Queen Andais is to Merry what Belle Morte is to Anita; a seriously delicious, conniving mega-bitch. Hamilton may lag behind in plot and spout tired and trite sentences in her many sex scenes (‘I screamed my orgasm into his mouth’, ‘so tight, so wet’ etc, etc, etc) but she knows how to write a good bad-girl. Queen Andais is Merry’s aunt and reigning Queen of the Unseelie court. She is also a raving lunatic, and sado-masochist. She is an atrocious character; so evil that she’s fun to read – and her absence is keenly felt in ‘Divine Misdemeanors’.
In previous books ‘Merry Gentry’ did a good job of exploring politics through mythological creatures – observing the tyranny of autocratic leaders, and the power plays that go on behind closed doors. It made for fascinating reading. From Merry negotiating a treaty with Kurag, the Goblin King (not David Bowie, unfortunately) to playing humble before her insane aunt, Andais. But all that is missing from ‘Divine’. I really hope that Hamilton turns it all around in book #9, because the crime storyline may sometimes work in Anita’s universe, but it certainly doesn’t in Merry’s. The best part in all of ‘Divine Misdemeanors’ comes when Barinthus (Sidhe politician) gives Merry a dressing-down for refusing to step up and become Queen – that was the only high point in the entire book.
I’m not really all that surprised that the ‘plot’ of ‘Divine Misdemeanors’ was lacking. Tags for Hamilton’s books on Amazon.com are along the lines of ‘erotica without plot’. While that was more the case with her recent ‘Anita’ books, Hamilton’s ‘Merry’ series did have previously interesting plotlines (with heavy does of erotica) but in ‘Divine’ Hamilton falls into the same traps.
It’s actually pretty funny – Hamilton tries to inject her vapid sex scenes with legitimate character discussion, with hilariously bad results.
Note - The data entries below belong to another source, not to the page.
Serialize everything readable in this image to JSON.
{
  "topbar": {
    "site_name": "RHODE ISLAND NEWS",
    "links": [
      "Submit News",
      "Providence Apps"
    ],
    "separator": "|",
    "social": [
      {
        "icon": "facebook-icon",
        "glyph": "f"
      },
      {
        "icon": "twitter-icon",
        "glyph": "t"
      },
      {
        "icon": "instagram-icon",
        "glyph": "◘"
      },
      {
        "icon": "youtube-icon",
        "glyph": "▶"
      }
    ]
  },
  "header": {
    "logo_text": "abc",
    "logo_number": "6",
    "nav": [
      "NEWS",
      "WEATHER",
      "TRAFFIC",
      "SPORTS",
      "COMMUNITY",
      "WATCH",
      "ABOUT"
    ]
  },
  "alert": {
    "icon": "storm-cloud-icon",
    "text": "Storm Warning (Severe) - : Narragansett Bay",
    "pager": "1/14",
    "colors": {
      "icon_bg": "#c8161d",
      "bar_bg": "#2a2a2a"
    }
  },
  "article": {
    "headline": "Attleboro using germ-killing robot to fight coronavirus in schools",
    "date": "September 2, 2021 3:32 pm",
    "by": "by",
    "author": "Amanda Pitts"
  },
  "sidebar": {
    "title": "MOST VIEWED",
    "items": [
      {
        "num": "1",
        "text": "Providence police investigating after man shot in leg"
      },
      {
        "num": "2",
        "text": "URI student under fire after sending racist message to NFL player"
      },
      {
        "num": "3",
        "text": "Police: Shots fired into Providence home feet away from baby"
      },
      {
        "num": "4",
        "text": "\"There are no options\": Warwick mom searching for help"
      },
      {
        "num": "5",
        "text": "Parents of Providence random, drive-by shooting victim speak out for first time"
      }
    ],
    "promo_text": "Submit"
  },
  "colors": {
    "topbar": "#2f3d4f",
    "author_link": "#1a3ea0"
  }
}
While having sex with Sidhe/Goblin Kitto, he and Merry randomly get onto the topic of her alliance with the Goblin King. As though she realizes that all the sex is getting in the way of storyline, Hamilton tries to negotiate by combining the two.
“But what does all the politics have to do with the oral sex in the privacy of our own bedchamber?”
To be honest, I was halfway through ‘Divine Misdemeanors’ and seriously considering giving the entire series the flick from here on in. Then Hamilton pulled out one line of dialogue that gave me hope that books from here on in will become more interesting.
“Are you all going to be sitting in some rocket-powered car a century from now telling our children about me?”
From book one we’ve known that Merry is mortal (her mother was part human, while her father was Sidhe – Merry is aging at a slow rate, but she will eventually die of old age) while Merry’s men are all immortal. Merry has said in passing on several occasions how sad it is that she will one day die, while her lovers and children will go on without her. I’ve always thought it was odd that Merry has never had a little cry about this fact. She’s just fallen in love with all these Sidhe men, she’s pregnant by six of them and while pregnant with these fey twins she has the knowledge that she won’t be around to watch over them forever, while their fathers will. It’s mentioned a few times in ‘Divine Misdemeanors’ – which leads me to think this will be the focus of book #9. If so, that’s one storyline I would love to read about, so even though number 8 left me cold, I do intend to read book 9.